Granbury has changed a little since Chow, Baby’s last cruise down Highway 377: more ugly billboards, a few extra Kountry Krap stores on the square, and, bummer, Chop N Block – our raison d’roadtrip – is on the block.
The big For Sale sign sent Chow, Baby scurrying to its Plan B, but it turns out the Nutt House closed its kitchen back in February. Thank goodness for those ugly billboards, after all – one of them was for Babe’s Chicken Dinner House (114 W. Pearl St., Granbury).
One of Chow, Baby’s tenets, that a spin-off is never as good as the original, has been proven wrong again. This Babe’s is even better than the Babe’s in Roanoke: just as barnlike and cheery-server-staffed, but with fewer whimsical ornaments and more main dishes. In addition to fried chicken (as great as in Roanoke) and chicken-fried (didn’t try), the Granbury Babe’s also has chicken fingers (didn’t try), fried catfish (didn’t try), smoked chicken (fantastically smoky and juicy), and pot roast (super savory).
Same deal as at other Babe’s: Pay $10.99 for a fixed amount of meat, plus family-style mashed with thick cream gravy, remarkably fresh creamed corn, and peppery green beans. With the seasonal pumpkin pie, it’s well worth driving all over Granbury to find this place (just half a block off the square). Though next trip, Chow, Baby will consult one of those internet mapping thingies.
Google Maps Knows the Way
Say, Google Maps is the greatest invention of all time.

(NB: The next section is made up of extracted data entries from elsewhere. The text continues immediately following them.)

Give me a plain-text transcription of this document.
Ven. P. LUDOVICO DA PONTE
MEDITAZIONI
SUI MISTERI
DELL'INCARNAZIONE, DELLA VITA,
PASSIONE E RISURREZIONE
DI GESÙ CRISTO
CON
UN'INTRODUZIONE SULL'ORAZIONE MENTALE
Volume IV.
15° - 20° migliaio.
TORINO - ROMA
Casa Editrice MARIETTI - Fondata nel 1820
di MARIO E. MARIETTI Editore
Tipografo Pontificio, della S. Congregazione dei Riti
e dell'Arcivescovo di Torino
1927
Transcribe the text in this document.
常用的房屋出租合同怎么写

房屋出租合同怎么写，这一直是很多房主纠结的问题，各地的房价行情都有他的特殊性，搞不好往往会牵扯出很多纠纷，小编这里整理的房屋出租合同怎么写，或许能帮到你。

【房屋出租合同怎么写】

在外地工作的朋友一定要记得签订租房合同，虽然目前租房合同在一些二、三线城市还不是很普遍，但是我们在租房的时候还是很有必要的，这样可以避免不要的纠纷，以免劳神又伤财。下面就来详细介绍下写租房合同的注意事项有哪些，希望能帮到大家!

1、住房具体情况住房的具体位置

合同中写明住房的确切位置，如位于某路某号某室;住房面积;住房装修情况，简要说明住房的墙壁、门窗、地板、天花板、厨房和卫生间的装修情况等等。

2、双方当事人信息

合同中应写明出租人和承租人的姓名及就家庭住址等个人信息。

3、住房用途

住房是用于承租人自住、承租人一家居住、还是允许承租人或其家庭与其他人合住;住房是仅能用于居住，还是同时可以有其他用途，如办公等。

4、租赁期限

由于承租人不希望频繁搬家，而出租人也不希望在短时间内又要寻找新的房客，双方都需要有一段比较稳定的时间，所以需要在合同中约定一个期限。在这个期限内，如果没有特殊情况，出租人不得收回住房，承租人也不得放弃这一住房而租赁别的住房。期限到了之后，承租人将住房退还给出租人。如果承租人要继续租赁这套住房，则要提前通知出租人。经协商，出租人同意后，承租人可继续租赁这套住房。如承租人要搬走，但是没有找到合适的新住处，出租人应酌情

All Chow, Baby has to do is plot its maintenance errands, then “search nearby” for thrift stores and restaurants, and boom, its whole afternoon along lower Grapevine Highway is neatly laid out: First, drop off finally back-in-style boots at Wayne’s Boot & Shoe Repair (refurbishing, $12), then hit Thrift Town (paisley-print sweater, $4.99), then lunch at El Tio Mexican Restaurant (7116 Blvd. 26, Richland Hills), then take the Chowbabymobile to the family mechanic for his winter check-up ($56.04). In olden times (2004), Chow, Baby would have had to bust deadline by several days to get all this accomplished.
Categorically, El Tio is in the “vibrantly painted former Taco Bell” genus, with a few bonus points. For one, there’s table service, which is kind of weird when you’re sitting in one of those tiny immovable plastic “chairs,” but still nice. For two, the food is really good. Don’t make the mistake of automatically ordering your usual tacos and ceviche without checking out the rest of the menu – plenty of enchiladas, gorditas, and platos de flautas, sure, but also dishes you don’t see as often in a former Taco Bell, like pan-grilled beefsteak Mexicano ($13.99), deep-fried whole tilapia ($8.99), and empanadas del mar with shrimp and crab ($8.59).
But by the time Chow, Baby noticed those items, it was already stuffed with rich carnitas and barbacoa tacos ($1.39 each; also in asada, al pastor, lengua, pollo, and puerco) plus the best cucumber-y ceviche de cameron ($8.99) it’s had in a long time, and was focusing on chatting up cutie-pie owner Cesar. He took over the place about seven months ago and is working hard to make it a go, so run over and toast him with a cantaloupe or mango agua fresca ($1.69). And stop by on a Thursday. Google Maps doesn’t know this, but Thursday is $1 taco day.